Many studies of gluteal augmentation techniques have been published in recent decades, including case reports, retrospective and prospective case series, and multicenter survey reviews. However, to date, there has been no study of the overall complications or satisfaction rates associated with the broad spectrum of techniques.
The authors performed a comprehensive literature review to determine outcomes and complications of gluteoplasty techniques, including patient satisfaction.
A search on PubMed/Medline was performed for clinical studies involving gluteal augmentation techniques. A priori criteria were used to review the resulting articles.
Fifty-two studies, published from 1969 through 2015, were included – representing 7834 treated patients. Five gluteal augmentation techniques were identified from these studies: gluteal augmentation with implants (n = 4781), autologous fat grafting (n = 2609), local flaps (n = 369), hyaluronic acid gel injection (n = 69), and local tissue rearrangement (n = 6). The overall complication rates of the most commonly utilized techniques were: 30.5% for gluteal augmentation with implants, 10.5% for autologous fat grafting, and 22% for local flaps. Patients’ satisfaction was reported as consistently high for all the five techniques.

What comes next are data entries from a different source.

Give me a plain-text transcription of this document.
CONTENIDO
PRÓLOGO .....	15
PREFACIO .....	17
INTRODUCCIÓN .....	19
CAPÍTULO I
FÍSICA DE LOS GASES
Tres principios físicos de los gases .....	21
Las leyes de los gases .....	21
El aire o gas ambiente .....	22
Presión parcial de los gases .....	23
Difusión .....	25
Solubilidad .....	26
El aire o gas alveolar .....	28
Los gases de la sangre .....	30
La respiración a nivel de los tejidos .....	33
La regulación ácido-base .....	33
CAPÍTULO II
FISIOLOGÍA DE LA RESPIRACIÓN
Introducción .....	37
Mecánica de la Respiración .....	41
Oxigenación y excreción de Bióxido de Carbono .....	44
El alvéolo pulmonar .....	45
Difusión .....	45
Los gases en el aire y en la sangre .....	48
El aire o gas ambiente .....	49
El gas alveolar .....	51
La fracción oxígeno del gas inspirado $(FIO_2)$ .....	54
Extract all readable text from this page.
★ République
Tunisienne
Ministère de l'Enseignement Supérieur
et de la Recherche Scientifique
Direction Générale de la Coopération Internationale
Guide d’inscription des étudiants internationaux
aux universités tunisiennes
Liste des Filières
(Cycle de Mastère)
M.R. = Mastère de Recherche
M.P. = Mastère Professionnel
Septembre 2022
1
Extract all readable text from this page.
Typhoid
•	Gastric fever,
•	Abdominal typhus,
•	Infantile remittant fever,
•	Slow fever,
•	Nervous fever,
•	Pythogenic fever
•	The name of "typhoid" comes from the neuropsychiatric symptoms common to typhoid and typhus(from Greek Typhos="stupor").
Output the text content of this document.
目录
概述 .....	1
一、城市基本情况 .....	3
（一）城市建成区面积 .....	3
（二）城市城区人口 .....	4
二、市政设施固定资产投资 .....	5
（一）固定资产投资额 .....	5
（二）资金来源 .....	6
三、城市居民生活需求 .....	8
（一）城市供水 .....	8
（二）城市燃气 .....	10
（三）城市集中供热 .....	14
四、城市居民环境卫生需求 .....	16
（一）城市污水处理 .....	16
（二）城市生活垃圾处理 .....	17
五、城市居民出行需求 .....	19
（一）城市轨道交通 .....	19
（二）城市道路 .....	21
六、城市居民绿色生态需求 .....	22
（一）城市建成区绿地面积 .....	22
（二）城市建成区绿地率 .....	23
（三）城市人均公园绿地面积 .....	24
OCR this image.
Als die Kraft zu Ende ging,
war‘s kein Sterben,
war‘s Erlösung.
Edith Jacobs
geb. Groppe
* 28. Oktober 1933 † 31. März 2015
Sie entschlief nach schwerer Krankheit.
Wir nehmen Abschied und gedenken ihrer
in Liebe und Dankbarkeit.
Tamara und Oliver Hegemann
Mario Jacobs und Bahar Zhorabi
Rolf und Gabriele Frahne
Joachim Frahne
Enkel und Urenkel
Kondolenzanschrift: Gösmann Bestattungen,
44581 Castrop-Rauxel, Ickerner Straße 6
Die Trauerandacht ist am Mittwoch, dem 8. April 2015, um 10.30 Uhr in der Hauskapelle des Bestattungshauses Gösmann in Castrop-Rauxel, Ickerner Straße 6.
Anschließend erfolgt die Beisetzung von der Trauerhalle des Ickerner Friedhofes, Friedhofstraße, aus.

Implant-based gluteal augmentation is associated with high patients’ satisfaction despite a high complication rate, while autologous fat grafting is associated with the lowest complication rate yet including serious major complications such as fat embolism. Local flaps and local tissue rearrangements are the ideal procedures in case of massive weight loss patients. A paucity of data is available for hyaluronic acid gel injections, which appear to be effective but temporary and expensive.